Although according to Spencer Edwins, manager in Yellow Arch Studios, businesses and bands actually enjoy this “competitiveness on a friendly sense”, as it pushes them to “pursue quality” and makes bands “share influences, blend genres and given the case, change members”.
Yellow Arch Studios started in 1997 as a recording and rehearsing facility. Nowadays is mostly known for being Arctic Monkeys’ rehearsing space when they started around ten years ago. “The original project created by its four directors grew organically and since three years ago is also considered an official music venue,” explains Edwins. These studios are just one of the many businesses that have started in town.
Even though Sheffield has already started to professionalize its music industry, record labels are not sure if they would be able to make a band or musician go big. “I’m sure big record labels from London keep an eye on what’s happening in Sheffield”, declared Edwins, with a clear pride in Sheffield’s accomplishments.

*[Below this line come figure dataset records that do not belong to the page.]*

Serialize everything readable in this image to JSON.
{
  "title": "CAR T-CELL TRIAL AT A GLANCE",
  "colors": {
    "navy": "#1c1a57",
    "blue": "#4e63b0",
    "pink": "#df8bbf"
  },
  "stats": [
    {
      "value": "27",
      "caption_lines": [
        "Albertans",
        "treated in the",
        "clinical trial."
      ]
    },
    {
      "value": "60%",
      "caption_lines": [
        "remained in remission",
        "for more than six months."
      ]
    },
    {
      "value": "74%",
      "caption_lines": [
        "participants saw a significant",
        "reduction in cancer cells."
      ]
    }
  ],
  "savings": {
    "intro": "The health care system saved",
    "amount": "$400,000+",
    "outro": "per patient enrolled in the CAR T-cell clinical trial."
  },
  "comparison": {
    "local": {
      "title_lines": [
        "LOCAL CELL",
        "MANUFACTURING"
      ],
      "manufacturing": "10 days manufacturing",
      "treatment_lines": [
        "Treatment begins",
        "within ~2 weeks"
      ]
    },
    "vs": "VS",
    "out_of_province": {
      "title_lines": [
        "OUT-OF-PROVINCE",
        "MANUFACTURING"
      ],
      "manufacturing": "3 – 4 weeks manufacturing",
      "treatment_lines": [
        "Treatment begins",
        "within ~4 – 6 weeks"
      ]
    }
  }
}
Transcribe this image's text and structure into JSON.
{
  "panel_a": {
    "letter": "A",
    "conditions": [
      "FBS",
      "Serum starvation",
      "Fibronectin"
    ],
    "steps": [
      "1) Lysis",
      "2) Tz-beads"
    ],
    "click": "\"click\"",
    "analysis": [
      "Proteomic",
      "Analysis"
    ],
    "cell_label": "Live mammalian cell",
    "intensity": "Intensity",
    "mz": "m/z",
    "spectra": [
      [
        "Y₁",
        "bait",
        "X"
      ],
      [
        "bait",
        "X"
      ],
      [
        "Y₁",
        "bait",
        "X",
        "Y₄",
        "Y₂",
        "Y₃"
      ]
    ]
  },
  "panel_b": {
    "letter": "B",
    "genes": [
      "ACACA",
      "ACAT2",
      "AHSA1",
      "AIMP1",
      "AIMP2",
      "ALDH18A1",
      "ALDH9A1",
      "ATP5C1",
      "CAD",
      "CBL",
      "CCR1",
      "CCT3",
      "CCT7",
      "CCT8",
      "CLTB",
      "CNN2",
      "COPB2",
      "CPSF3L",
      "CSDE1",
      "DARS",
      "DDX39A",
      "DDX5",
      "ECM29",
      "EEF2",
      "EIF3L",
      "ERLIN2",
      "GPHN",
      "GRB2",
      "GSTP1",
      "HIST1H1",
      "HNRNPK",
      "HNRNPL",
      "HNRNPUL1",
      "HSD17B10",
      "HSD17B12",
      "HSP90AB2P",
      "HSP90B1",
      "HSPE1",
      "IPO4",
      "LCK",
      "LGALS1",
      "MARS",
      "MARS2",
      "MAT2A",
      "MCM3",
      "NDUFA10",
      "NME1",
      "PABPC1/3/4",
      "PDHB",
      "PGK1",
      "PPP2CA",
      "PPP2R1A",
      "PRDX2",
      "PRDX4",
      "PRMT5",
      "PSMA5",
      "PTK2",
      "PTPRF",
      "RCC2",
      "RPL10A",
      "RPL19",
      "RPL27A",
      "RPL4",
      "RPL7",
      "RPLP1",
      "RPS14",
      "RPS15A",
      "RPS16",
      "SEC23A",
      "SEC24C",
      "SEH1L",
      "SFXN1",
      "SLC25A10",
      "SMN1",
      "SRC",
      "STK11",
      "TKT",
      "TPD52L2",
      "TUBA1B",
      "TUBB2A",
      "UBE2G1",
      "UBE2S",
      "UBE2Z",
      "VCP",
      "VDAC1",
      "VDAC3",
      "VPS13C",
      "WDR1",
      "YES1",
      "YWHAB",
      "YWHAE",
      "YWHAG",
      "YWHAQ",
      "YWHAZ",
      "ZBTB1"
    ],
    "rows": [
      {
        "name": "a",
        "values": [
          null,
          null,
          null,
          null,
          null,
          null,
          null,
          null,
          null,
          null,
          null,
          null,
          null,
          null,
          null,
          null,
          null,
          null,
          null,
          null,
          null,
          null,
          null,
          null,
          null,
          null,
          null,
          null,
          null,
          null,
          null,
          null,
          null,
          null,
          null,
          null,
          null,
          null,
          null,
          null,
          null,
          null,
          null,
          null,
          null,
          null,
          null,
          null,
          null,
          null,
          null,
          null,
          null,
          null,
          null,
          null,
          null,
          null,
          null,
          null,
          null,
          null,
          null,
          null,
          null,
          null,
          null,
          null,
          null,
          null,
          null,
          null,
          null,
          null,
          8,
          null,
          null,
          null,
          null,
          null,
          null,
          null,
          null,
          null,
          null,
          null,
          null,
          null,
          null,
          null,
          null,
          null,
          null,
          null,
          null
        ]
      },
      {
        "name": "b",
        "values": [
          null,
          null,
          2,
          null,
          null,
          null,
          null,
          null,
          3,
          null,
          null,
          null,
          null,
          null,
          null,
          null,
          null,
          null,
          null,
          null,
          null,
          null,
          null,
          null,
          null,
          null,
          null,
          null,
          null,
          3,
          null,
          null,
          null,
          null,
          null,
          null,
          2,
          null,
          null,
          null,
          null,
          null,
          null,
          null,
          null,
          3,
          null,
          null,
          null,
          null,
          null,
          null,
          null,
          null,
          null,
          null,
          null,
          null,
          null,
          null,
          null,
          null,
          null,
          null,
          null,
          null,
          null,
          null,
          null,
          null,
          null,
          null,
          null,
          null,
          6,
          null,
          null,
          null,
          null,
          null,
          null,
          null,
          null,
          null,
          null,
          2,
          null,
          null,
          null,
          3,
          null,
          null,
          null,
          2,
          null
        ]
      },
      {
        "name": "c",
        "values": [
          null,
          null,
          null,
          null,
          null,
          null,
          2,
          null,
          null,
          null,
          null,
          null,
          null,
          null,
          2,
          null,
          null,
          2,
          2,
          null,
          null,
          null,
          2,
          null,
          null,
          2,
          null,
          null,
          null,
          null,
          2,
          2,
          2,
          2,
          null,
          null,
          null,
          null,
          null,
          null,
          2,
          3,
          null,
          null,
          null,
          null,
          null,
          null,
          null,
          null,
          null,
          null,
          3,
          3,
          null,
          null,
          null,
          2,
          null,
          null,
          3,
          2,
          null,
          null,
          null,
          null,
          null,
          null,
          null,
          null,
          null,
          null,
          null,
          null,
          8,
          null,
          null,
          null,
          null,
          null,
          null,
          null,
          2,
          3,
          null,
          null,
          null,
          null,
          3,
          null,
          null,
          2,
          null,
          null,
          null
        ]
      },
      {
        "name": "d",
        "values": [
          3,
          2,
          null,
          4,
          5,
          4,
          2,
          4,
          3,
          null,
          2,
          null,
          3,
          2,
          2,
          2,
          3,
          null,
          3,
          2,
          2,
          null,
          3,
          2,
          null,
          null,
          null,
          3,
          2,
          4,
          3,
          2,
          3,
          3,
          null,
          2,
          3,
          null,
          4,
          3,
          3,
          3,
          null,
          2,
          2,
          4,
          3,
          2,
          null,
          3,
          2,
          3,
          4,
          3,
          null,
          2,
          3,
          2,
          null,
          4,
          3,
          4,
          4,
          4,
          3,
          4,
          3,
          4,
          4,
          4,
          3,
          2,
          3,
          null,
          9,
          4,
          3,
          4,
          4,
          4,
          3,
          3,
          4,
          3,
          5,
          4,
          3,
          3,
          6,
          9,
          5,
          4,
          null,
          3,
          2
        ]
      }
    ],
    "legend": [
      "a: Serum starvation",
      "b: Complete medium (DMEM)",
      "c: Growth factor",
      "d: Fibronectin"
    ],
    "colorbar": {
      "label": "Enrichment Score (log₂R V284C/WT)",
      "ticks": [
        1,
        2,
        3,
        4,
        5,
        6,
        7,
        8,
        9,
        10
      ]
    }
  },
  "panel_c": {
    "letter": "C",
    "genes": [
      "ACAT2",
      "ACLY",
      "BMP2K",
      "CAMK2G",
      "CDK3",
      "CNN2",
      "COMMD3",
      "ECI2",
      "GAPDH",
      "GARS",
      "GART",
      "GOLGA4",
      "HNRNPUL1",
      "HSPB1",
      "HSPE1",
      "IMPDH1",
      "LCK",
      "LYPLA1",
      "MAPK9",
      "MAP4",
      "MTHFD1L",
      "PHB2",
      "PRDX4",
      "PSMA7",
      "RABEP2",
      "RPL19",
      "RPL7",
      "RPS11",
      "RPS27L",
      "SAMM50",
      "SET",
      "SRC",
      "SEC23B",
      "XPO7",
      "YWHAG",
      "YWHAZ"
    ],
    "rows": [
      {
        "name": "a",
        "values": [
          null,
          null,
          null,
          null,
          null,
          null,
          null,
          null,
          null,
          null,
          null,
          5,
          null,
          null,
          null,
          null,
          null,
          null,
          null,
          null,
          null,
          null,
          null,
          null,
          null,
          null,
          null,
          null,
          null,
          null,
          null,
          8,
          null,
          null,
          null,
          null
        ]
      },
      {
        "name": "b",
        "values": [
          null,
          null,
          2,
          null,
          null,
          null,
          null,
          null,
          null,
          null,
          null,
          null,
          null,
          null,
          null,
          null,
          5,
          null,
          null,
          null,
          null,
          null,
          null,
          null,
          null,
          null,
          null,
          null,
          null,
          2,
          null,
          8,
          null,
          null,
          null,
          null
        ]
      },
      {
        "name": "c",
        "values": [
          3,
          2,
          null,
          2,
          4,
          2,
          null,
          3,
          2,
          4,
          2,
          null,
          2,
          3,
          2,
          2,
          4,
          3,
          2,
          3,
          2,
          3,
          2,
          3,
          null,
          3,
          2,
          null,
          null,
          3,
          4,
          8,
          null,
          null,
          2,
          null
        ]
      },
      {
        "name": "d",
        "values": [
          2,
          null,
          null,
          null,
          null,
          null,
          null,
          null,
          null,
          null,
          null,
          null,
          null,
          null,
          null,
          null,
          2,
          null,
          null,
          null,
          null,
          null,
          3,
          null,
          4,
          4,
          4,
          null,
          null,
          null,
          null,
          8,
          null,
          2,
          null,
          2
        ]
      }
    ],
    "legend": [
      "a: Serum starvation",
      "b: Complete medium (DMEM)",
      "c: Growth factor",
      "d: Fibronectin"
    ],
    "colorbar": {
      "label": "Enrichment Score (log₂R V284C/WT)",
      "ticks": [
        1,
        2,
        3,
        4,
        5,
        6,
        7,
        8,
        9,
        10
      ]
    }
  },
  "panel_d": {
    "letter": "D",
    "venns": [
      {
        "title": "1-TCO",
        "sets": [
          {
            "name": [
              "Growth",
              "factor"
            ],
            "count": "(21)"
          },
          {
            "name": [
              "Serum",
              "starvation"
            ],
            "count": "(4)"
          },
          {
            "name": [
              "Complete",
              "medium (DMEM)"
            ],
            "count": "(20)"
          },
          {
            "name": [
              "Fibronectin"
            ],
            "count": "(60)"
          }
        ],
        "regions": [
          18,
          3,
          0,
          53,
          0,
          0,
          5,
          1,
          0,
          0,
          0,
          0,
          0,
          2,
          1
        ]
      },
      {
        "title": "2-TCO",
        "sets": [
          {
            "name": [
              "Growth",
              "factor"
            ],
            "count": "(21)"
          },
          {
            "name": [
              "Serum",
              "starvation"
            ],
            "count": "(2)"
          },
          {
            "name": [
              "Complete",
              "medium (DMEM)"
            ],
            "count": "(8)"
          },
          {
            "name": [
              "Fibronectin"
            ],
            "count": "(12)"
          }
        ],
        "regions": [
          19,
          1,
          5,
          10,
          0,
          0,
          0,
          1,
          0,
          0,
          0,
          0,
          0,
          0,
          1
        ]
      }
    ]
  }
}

In the meanwhile, studios like Yellow Arch look for “originality, people who don’t tie themselves to a certain style, who take different influences and create something new”. This quest for innovations is their response to a packed market and jaded audience. “Everything we do is based around our audiences”, explains Edwins.
However, as long as studios are not financially able to invest and promote music globally, they want at least to “give them a platform to shine” in hopes someone can be “Sheffield’s new Pulp or Arctic Monkeys”.
Professor Vanessa Toulmin, Director of City & Cultural Engagement in the University of Sheffield, conducted a study in 2015 centered on the city’s music scene. The study counted the exact number of 465 bands, as well as other 323 organizations dedicated to different fields of the music industry. Against all odds, a small city in the industrial North of England such as Sheffield has been able to start a new chapter of its history.
By trusting its own industrial identity, the Steel City has built a music industry unique and different to the ones present in nearer cities such as Manchester. Even though the universities, as well as the City Council “are partners in creating, supporting and developing Sheffield’s DIY industry,” it still has to grow stronger if it wants to play in the big leagues.